I owe my intellectual curiosity to “American Realism and the Perils of Painting” with Professor Rachael DeLue, where I was exposed to bodies of knowledge and conceptual approaches to questions completely new to me. 
 
I owe my intellectual curiosity to Professor Christian Wildberg and to Athens, Greece, where I participated in a PIIRS Princeton Global Seminar. Our sole obligation was to learn and observe and question. 
 
I owe my intellectual curiosity to "Constitutional Interpretation." I toiled and groaned as I carried my heavy law-school-like textbook like a security blanket. I cried in frustration when I received poor grades on pieces of work to which I had dedicated immense time, energy and heart, and I called my dad in triumph to discuss good feedback on one of my last assignments. My dad congratulated me, and I told him I will not be going to law school. 
 
I owe my intellectual curiosity to the students that I teach as an English as a Second Language (ESL) tutor.
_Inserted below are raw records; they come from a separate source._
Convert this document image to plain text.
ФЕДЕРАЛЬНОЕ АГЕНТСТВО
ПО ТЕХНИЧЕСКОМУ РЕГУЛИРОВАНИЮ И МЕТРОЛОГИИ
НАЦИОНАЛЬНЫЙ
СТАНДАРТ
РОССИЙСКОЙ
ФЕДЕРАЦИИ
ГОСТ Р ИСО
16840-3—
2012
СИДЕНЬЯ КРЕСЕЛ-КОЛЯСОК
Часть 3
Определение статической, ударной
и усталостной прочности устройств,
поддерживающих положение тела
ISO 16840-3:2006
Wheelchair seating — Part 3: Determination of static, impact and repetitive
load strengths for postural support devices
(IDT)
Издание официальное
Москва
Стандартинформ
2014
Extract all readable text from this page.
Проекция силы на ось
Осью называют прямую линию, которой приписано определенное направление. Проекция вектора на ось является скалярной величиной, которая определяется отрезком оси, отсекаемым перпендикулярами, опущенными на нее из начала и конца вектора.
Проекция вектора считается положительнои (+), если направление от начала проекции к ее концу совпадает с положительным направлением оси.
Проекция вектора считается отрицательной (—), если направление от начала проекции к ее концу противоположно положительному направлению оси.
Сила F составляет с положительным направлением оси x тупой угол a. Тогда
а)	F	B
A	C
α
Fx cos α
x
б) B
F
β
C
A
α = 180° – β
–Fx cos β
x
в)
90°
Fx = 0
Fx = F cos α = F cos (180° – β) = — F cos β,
Our students dedicate the time to come to class every week in order to improve their grasp of a language and a culture that so often declares that they are unwelcome. Every week, I am humbled by their incredible ambition and genuine care.
 
I owe my intellectual curiosity to Professor Dennis Feeney and Professor Alberto Rigolio, who guided me, along with a group of twelve peers to Pompei and Rome in pursuit of knowledge and truth. (I also owe my intellectual curiosity to my 9th grade World History teacher, Coco Rae, who introduced me to the Roman world.)
 
I owe my intellectual curiosity to the courses that I’ve loved, to those that I’ve abhorred and to those that have challenged my knowledge, values,and beliefs. I owe my intellectual curiosity to the teachers and professors who helped implant and foster pieces of knowledge in me, to the teachers and professors that I could not communicate with effectively and to the professors that I hope to get to know.
 
I owe my intellectual curiosity, in many ways, to Princeton.